The great souls, the glories of the people, emigrated. Thus there was seen this dismal sight—France driven out from France.
But what the Present appears to lose, the Future gains, the hand which scatters is also the hand which sows.
The Representatives of the Left, surrounded, tracked, pursued, hunted down, wandered for several days from refuge to refuge. Those who escaped found great difficulty in leaving Paris and France. Madier de Montjan had very black and thick eyebrows, he shaved off half of them, cut his hair, and let his beard grow. Yvan, Pelletier, Gindrier, and Doutre shaved off their moustaches and beards. Versigny reached Brussels on the 14th with a passport in the name of Morin. Schoelcher dressed himself up as a priest. This costume became him admirably, and suited his austere countenance and grave voice. A worthy priest helped him to disguise himself, and lent him his cassock and his band, made him shave off his whiskers a few days previously, so that he should not be betrayed by the white trace of his freshly-cut beard, gave him his own passport, and only left him at the railway station.[34]
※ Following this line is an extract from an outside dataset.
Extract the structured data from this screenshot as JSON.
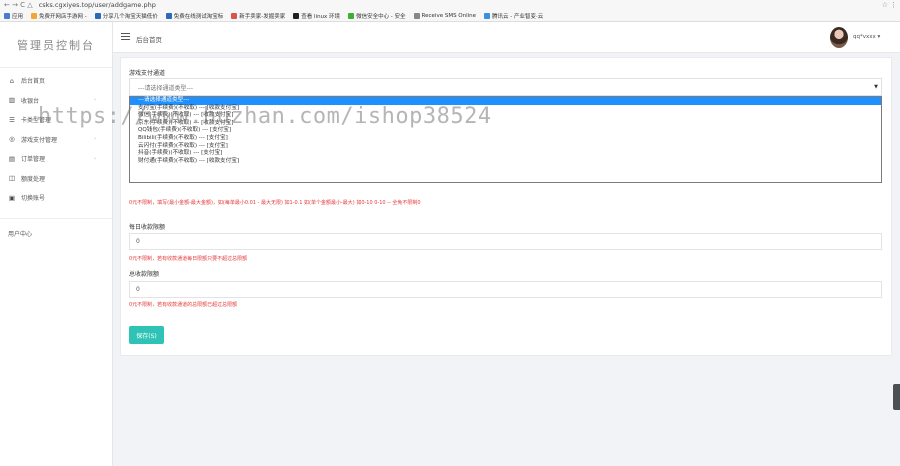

De Flotte disguised himself as a servant, and in this manner succeeded in crossing the frontier at Mouscron. From there he reached Ghent, and thence Brussels.
On the night of December 26th, I had returned to the little room, without a fire, which I occupied (No. 9) on the second story of the Hotel de la Porte-Verte; it was midnight; I had just gone to bed and was falling asleep, when a knock sounded at my door. I awoke. I always left the key outside. “Come in,” I said. A chambermaid entered with a light, and brought two men whom I did not know. One was a lawyer, of Ghent, M. ——; the other was De Flotte. He took my two hands and pressed them tenderly. “What,” I said to him, “is it you?”
At the Assembly De Flotte, with his prominent and thoughtful brow, his deep-set eyes, his close-shorn head, and his long beard, slightly turned back, looked like a creation of Sebastian del Piombo wandering out of his picture of the “Raising of Lazarus;” and I had before my eyes a short young man, thin and pallid, with spectacles. But what he had not been able to change, and what I recognized immediately, was the great heart, the lofty mind, the energetic character, the dauntless courage; and if I did not recognize him by his features, I recognized him by the grasp of his hand.
Edgar Quinet was brought away on the 10th by a noble-hearted Wallachian woman, Princess Cantacuzene, who undertook to conduct him to the frontier, and who kept her word. It was a troublesome task. Quinet had a foreign passport in the name of Grubesko, he was to personate a Wallachian, and it was arranged that he should not know how to speak French, he who writes it as a master. The journey was perilous. They ask for passports along all the line, beginning at the terminus. At Amiens they were particularly suspicious.